The dynamic duo’s new nonprofit, Centro Para la Semilla, (Center for the Seed) is focused on broadening a child’s concepts of food and how they treat and respect their bodies and minds.
“We also build self-confidence through the arts. The battle to fight the epidemic of obesity and diabetes along with other nutrition related health conditions is a daunting fight but it is essential,” noted Suarez. “So often issues of this matter are cyclical with poverty and low education. We intend to bridge the gap of knowledge between the lower socio-economic demographic giving them the proper tools to make educated decisions concerning their life, health and happiness.”
The organization’s mission statement is to “address the consequences of poverty by creating accessible education programs in the arts and nutrition for children living in the Southside of San Antonio empowering them to live sustainable lives and reach their full potential.”
Centro Para la Semilla came to Salame one day and was inspired by her boyfriend at the time (now her husband, Eli Rios) and his passion for working with children. “I decided I would teach myself about what it takes to create a nonprofit organization the summer after I graduated,” Salame said. “When we tried to put the organization on paper, Sophia and I realized there were many similarities with Centro Para la Semilla to the business we created in Dr. Singh’s class.”
With a few tweaks, their business plan was created, in addition to some help from Salame’s husband and Donald Ewers, a retired UIW professor of photography.
Suarez says the two remained good friends even though Salame graduated from UIW one full year before she did.
“I always had the feeling we were going to work together some- how,” said Suarez.
Salame believed that adding visual and performance art to the project were essential to accomplishing their overall goals.
“The arts component is necessary in making change. Children need confidence, high self-esteem and image. They need to feel proud of themselves. With an increase of visual and performance art in the community, the community image will also be better,” Salame added.
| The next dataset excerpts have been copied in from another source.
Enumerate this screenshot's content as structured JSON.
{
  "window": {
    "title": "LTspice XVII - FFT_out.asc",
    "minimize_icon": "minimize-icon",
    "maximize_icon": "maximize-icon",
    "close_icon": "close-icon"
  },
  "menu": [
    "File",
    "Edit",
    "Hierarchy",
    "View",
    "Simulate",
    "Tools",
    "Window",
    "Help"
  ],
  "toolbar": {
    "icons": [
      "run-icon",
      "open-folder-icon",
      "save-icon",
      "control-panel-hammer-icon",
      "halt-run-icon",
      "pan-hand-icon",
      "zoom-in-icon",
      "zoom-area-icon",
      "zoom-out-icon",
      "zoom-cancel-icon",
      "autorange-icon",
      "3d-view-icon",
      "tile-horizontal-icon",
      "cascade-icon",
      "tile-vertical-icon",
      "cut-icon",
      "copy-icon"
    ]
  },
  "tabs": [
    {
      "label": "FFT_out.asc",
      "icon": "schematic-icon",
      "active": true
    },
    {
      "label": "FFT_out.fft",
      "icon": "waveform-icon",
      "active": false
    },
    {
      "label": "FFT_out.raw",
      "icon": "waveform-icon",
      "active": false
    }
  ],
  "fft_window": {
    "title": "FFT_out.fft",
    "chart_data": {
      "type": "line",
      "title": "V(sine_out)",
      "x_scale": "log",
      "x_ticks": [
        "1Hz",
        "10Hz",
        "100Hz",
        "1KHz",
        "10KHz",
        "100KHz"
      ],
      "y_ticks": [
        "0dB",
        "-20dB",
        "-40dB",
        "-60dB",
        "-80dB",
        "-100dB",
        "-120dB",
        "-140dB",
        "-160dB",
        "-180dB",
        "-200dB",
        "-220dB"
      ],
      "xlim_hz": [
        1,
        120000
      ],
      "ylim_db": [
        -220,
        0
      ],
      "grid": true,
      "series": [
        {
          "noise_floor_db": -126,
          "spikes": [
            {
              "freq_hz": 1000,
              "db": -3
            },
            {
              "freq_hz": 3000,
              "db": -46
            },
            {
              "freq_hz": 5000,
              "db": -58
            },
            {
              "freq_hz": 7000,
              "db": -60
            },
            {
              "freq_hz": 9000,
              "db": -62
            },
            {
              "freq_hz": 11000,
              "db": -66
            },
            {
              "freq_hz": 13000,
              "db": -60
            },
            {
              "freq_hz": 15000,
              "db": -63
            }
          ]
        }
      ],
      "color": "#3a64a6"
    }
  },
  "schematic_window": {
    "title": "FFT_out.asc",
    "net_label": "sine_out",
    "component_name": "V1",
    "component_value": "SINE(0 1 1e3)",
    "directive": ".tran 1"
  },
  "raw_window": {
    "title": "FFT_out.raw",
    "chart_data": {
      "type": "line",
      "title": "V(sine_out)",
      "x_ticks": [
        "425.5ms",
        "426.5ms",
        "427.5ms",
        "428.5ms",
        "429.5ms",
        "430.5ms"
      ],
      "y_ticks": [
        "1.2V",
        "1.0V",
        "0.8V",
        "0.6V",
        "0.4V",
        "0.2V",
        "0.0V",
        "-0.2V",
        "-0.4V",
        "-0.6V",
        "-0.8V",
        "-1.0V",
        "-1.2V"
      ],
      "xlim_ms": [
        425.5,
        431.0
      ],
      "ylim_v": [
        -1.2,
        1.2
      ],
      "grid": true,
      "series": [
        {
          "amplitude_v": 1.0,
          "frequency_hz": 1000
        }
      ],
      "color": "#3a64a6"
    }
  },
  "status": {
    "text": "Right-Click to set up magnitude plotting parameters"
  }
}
“Having a positive image of oneself will give a student the determination to make healthier choices which will hopefully spill over into the community ultimately, reducing obesity rates and all the diseases associated with it.”
Although they are now closer than ever to seeing their dream be- come a reality, challenges remain.
“Developing a nonprofit organization takes time and planning,” Salame said. “It’s a group effort. The beginning of our organization’s creation happened at UIW and a few years later, we’re still in the creation process. But looking back at the evolution of this project from the beginning to now, it’s amazing to see the direction it is going.” Suarez and Salame have brought together an impassioned Board of Directors, all fully committed to seeing this project through to its fruition.
Board President Peter Pfifer said his passion for the cause started as a child, with both parents encouraging his talents in the garden, arts, music and kitchen.
Pfifer added that changes in food shortages also played a role in inspiring him to help the young organization.
“It’s important for individuals to recall older methods of self-sufficiency, including gardening and food preparation. On my family farm now, I see this more clearly then when I was an urbanite,” he said.
Although the two are still presenting the idea behind Centro Para la Semilla to the broader community, they are looking forward to the continued support of local residents and are currently in the process of contacting local school districts and other youth organizations to form long-term partnerships.
“It will take time, but we intend on doing it right,” remarked Suarez. “It thrills me to see the leaps and bounds we have already accomplished but know that there is still so much more to do.”